When we entered the home of Los Angeles designer and prop stylist, Brady Tolbert on a Sunday morning we were instantly at home. Brady's spaced oozes 'cozy' with warm textiles, collected vintage art, and personal touches. We've been fans of Brady's style for years now. As creative director for Emily Henderson Design, he is an expert stylist and designer with the beautiful spaces to prove it. Brady used some of our favorite pieces to update his space for the fall season. Read on for his tips and tricks.

When updating your home for the season, where do you like to start?

Seasonal decorating is something that I can definitely get behind. I’m a stylist - a new season means a totally valid excuse to redecorate without looking like a total lunatic because you’ve swapped out your pillows for the 13th time this year. But with each season the easiest and quickest way is to swap out textiles. They are often the most accessible and affordable and can totally transform the look of a room.

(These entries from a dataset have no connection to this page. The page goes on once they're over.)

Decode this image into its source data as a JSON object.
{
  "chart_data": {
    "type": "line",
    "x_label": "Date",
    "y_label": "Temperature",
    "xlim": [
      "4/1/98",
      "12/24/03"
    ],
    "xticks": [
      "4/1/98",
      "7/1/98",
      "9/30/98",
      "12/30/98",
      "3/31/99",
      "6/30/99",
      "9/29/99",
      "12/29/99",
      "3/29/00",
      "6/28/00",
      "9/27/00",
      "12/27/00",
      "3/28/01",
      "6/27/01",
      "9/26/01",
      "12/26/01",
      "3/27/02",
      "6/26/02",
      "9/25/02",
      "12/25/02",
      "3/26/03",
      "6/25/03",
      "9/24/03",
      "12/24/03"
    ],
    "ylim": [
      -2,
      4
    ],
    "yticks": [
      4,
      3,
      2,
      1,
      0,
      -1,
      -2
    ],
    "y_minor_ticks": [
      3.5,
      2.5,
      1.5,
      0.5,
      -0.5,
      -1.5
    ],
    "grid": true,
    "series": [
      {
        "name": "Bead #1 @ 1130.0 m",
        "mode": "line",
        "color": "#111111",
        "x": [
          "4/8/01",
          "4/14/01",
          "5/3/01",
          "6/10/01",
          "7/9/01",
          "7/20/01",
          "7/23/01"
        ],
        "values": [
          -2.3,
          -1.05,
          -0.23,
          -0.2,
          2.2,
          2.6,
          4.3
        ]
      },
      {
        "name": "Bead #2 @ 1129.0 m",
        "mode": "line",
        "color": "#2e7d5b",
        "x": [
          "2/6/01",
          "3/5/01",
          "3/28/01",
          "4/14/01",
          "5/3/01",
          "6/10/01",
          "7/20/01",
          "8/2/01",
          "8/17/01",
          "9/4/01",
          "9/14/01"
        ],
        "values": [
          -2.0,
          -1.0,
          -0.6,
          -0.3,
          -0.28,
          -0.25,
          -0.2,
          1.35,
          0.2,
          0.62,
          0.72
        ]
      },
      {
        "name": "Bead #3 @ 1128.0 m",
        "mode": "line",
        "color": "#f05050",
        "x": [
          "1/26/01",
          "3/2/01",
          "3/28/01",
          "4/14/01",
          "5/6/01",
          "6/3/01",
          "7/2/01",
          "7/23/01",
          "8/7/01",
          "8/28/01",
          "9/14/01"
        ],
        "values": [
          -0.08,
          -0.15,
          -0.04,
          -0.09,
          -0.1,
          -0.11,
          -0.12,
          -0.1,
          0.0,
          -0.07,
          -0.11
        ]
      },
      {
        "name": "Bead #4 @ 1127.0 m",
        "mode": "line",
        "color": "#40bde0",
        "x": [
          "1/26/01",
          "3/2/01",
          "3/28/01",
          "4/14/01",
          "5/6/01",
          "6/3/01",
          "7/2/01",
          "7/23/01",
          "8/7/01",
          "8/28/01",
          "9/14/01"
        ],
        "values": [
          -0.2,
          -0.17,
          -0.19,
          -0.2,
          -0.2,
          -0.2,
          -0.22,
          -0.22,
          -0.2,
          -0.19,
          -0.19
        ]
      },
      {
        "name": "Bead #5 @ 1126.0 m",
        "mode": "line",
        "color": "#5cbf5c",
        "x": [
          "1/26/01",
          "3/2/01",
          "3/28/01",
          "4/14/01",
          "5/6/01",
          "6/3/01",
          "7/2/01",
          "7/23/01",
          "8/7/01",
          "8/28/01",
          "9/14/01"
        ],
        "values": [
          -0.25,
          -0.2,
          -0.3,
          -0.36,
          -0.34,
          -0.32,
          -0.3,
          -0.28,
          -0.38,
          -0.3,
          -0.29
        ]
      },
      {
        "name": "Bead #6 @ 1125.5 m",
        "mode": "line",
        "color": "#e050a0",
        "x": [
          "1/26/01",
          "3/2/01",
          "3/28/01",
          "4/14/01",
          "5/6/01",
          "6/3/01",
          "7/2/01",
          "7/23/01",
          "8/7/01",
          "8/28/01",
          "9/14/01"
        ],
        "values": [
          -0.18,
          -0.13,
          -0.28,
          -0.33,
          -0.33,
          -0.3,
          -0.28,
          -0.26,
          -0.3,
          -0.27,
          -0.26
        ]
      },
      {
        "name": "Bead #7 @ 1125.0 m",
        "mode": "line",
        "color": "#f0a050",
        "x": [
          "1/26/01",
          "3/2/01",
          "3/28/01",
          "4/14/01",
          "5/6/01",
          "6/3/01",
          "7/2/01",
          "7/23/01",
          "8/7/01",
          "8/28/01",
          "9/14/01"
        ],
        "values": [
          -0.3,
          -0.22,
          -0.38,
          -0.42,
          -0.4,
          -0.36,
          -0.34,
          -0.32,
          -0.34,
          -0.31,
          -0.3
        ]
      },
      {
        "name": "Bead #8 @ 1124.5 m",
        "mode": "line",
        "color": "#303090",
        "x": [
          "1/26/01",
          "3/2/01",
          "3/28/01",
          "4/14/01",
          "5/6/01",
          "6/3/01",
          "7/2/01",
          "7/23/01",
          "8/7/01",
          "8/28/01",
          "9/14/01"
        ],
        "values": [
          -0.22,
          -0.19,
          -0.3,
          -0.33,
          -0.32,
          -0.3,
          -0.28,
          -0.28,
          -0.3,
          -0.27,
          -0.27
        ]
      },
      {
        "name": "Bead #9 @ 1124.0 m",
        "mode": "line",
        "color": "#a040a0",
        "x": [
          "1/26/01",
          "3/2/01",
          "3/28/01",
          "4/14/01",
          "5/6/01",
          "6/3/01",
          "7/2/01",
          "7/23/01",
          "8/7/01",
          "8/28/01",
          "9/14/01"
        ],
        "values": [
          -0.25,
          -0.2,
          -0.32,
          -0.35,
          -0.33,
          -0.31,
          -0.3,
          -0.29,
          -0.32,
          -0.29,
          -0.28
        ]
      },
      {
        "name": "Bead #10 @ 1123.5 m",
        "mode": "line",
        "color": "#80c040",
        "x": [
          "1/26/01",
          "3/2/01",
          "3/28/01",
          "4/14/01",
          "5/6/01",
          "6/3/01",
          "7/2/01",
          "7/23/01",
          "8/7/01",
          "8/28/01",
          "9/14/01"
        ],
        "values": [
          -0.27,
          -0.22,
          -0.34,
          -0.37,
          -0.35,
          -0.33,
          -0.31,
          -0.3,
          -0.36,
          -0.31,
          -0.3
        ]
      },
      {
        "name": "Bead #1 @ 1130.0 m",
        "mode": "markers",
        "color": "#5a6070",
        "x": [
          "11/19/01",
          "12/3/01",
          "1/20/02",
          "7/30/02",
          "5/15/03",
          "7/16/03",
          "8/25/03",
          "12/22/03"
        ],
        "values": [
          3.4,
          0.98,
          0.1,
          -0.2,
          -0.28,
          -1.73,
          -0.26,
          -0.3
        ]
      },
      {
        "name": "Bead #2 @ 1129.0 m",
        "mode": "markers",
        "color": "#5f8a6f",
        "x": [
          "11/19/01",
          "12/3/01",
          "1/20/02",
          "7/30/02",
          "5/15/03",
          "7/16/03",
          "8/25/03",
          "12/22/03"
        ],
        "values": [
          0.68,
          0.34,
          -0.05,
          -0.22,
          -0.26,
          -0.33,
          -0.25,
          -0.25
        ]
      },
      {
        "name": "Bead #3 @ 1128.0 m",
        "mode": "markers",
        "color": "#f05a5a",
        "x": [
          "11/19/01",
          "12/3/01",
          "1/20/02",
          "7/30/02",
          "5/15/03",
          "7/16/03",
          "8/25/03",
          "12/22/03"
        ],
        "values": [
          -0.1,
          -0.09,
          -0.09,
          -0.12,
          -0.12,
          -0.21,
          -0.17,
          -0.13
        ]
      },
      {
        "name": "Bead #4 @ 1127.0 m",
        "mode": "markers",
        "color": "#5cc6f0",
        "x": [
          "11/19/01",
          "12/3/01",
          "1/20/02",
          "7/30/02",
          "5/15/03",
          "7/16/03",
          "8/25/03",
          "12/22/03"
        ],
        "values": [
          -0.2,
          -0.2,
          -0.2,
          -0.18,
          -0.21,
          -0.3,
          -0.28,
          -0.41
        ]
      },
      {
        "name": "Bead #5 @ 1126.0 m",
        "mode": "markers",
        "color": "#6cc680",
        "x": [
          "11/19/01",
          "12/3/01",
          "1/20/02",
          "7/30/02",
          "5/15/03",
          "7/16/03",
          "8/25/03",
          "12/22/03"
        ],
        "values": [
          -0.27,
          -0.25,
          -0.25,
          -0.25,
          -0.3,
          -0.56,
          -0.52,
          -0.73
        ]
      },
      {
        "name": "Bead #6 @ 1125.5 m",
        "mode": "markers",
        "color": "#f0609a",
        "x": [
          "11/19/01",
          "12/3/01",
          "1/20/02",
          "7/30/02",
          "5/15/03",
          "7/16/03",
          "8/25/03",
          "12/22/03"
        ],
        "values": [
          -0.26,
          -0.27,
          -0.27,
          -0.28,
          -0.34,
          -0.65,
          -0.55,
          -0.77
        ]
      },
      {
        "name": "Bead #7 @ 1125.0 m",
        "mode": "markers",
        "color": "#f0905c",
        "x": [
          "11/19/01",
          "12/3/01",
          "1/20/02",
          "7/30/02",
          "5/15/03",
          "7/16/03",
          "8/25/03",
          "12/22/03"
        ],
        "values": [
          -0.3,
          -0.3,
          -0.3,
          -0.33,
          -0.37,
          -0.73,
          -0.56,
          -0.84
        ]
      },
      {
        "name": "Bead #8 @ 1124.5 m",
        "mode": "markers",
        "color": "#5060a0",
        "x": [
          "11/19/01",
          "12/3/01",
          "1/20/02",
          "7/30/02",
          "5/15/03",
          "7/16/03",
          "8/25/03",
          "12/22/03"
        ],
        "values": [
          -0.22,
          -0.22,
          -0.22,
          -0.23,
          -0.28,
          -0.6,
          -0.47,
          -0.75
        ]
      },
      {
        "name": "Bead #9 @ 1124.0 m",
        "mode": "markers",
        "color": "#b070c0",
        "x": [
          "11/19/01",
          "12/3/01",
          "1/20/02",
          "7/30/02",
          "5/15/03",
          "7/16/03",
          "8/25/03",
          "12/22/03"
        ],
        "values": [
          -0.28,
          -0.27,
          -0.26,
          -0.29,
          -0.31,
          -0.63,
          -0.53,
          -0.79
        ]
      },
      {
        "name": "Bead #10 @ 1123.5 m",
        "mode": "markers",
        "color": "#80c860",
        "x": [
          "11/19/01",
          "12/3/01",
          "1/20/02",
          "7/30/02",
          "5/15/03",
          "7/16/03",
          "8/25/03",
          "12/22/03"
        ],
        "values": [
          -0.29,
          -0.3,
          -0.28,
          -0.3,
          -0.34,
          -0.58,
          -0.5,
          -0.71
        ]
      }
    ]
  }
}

What is one decor faux-pas you see all too often?

Overly decorated room. I am much more of a mad-scientist than a rocket scientist. I like to move things around, play with things that wouldn’t technically be called decor and create a space that is unique and inviting. Leanne Ford mentioned in a recent interview that “I would much rather consider myself a curator than a decorator” and I would have to agree. Decorating a space is one thing but curating the space over time to create something that is filled with pieces that tell a story and have a personality is far more interesting to me than filling it with all new pieces.

If you had to choose one "game-changer" you recommend for a space, what would it be?

Art. Never underestimate the power of a good piece of art. Fill your wall with a gallery collection, print out one huge print or even DIY something but the impact of art cannot be discounted in design.

When you're on set styling, what are pieces you always have on hand?

Textiles, Trays and Trinkets

Textiles: every single vignette can always use something organic to soften up the look. Whether that be a throw draped over the edge of a sofa, a tea towel hanging over the lip of a sink, or a napkin propped up underneith an open cookbook - textiles always add a softness and reality to a picture.

Trays: as a prop stylist you often have to curate what is already in a space and either edit it down or make it look like someone lives there. The easiest way to do that is to corral a bunch of stuff on a tray. This is a trick that I learned from my current lady-boss, Emily Henderson. Trays are one of the most versitile pieces in a stylists arsenal and can help to visually give weight to a bunch of items that would otherwise “float on a surface”.

Trinkets: If there is one thing that every space needs it is something that is unexpected, irreverent, and out of place. It helps the space feel real, interesting and gives the photo, the vignette, or the room personality. Whether that be a unique piece of art that makes people tilt their head sideways, a found object that you place on your bookshelf that starts a conversation or a bowl full of polaroids on the coffee table for people to shuffle through - create a space that tells a story - your story through what it is filled with.


Describe your style in 3 words.

Casual, Curated and Collected

Favorite account to follow on instagram?

Too many to mention - instagram is one of my main sources of inspiration. I love to keep up with what other designers, stylists, makers and artists are doing. It not distracts me from my own craft at time but gives me inspiration and a push to keep doing what I love. A few of my favorites are: @est_living for incredible home tours, @kbergart and @saarmanche for art, and @studioolivergustav who is one of my favorite designers.

Favorite restaurant in LA?


Matte Black or Antique Brass?

Antique Brass

Velvet or Linen?


Gallery Wall or Oversized Statement Art?

Both - art on all the walls


I am much more of a mad-scientist than a rocket scientist. I like to move things around, play with things that wouldn’t technically be called decor and create a space that is unique and inviting.